Banco del Bajío, S.A. Institución de Banca Múltiple
- Type: Sociedad Anónima Bursátil de Capital Variable
- Traded as: BMV: BBAJIO O
- Industry: Finance and Insurance
- Founded: 1994; 32 years ago
- Headquarters: León, Guanajuato
- Number of locations: 295 branches
- Area served: 28 Mexican states
- Key people: Edgardo del Rincon (CEO)
- Services: business loans, leasing, factoring, working capital loans
- Number of employees: 4,000
- Website: www.bb.com.mx

= BanBajío =

Mexican banking company

Banco del Bajío, S.A. Institución de Banca Múltiple, doing business as BanBajío (Banco del Bajío), is a Mexican bank headquartered in León, Guanajuato, Mexico. It is one of the major banks in Mexico and fastest growing local banks in the country.

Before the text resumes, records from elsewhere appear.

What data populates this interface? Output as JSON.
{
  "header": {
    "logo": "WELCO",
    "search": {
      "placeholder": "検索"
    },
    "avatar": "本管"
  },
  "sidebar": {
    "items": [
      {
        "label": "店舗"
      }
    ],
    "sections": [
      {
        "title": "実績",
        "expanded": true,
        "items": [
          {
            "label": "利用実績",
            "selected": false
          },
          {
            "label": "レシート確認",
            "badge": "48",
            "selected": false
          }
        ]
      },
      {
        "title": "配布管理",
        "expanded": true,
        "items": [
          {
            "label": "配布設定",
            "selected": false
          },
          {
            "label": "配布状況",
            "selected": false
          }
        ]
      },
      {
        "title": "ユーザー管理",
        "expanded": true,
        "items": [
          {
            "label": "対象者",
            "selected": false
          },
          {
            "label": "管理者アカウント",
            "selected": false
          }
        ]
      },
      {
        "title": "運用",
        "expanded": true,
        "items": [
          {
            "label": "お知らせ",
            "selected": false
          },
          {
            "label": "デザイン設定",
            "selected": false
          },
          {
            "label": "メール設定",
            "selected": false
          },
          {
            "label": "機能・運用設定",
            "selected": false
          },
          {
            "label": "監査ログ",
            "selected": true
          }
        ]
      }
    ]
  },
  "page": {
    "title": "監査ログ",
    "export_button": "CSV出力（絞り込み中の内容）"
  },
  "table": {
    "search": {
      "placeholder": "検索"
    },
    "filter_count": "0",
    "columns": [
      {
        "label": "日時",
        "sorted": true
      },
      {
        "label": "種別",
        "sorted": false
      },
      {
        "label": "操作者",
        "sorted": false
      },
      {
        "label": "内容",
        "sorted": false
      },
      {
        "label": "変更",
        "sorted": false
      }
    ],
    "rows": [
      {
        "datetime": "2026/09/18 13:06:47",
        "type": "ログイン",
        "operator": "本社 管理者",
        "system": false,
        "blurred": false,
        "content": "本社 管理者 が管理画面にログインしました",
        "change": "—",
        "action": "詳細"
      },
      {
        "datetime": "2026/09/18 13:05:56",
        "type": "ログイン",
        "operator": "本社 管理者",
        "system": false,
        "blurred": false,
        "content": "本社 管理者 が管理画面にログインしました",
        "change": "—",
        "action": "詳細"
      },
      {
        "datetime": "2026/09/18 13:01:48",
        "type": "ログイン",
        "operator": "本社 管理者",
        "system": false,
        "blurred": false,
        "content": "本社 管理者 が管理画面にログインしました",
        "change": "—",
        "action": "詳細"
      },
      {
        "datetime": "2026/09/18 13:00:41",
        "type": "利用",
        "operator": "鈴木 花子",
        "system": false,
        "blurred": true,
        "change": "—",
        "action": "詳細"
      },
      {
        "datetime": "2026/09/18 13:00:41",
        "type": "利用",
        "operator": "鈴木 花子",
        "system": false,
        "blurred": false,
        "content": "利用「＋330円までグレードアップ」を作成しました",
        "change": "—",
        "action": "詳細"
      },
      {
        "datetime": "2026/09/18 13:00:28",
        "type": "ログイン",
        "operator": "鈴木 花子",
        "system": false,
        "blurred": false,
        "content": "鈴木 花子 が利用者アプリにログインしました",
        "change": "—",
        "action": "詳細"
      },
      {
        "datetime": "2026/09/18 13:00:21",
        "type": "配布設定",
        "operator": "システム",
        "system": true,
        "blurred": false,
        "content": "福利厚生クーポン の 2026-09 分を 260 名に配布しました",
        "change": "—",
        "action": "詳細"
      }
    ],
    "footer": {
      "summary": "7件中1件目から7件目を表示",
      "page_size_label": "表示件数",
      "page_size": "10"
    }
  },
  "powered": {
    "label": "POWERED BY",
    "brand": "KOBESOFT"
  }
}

It is the 8th largest in terms of customer deposits and provided lending services.

==Overview==
The bank was created on December 2, 1994 in León, Guanajuato. The bank started out small but since its inception has grown to cover 90% of the states in Mexico. In 2017, the bank sought an IPO to be listed on the stock exchange as a result of their increase in revenue and size.

The bank provides various commercial banking products and services to individuals, companies, governments, and SMEs in Mexico. It offers checking, payroll, and minor accounts; and credit cards and mortgage credits. The company also provides investment, foreign exchange, and savings fund services; car, lifetime, home, fraud protection, multiple business, and personal accident insurance services; and electronic and mobile banking services.

BanBajío has directed its efforts to two priority niches: micro, small and medium enterprises, and the agri-food sector. Today, it is a multi-regional bank with a presence in 90% of the states of the Mexican Republic and a strong influence in the triangle of the states of Monterrey, Guadalajara and D.F.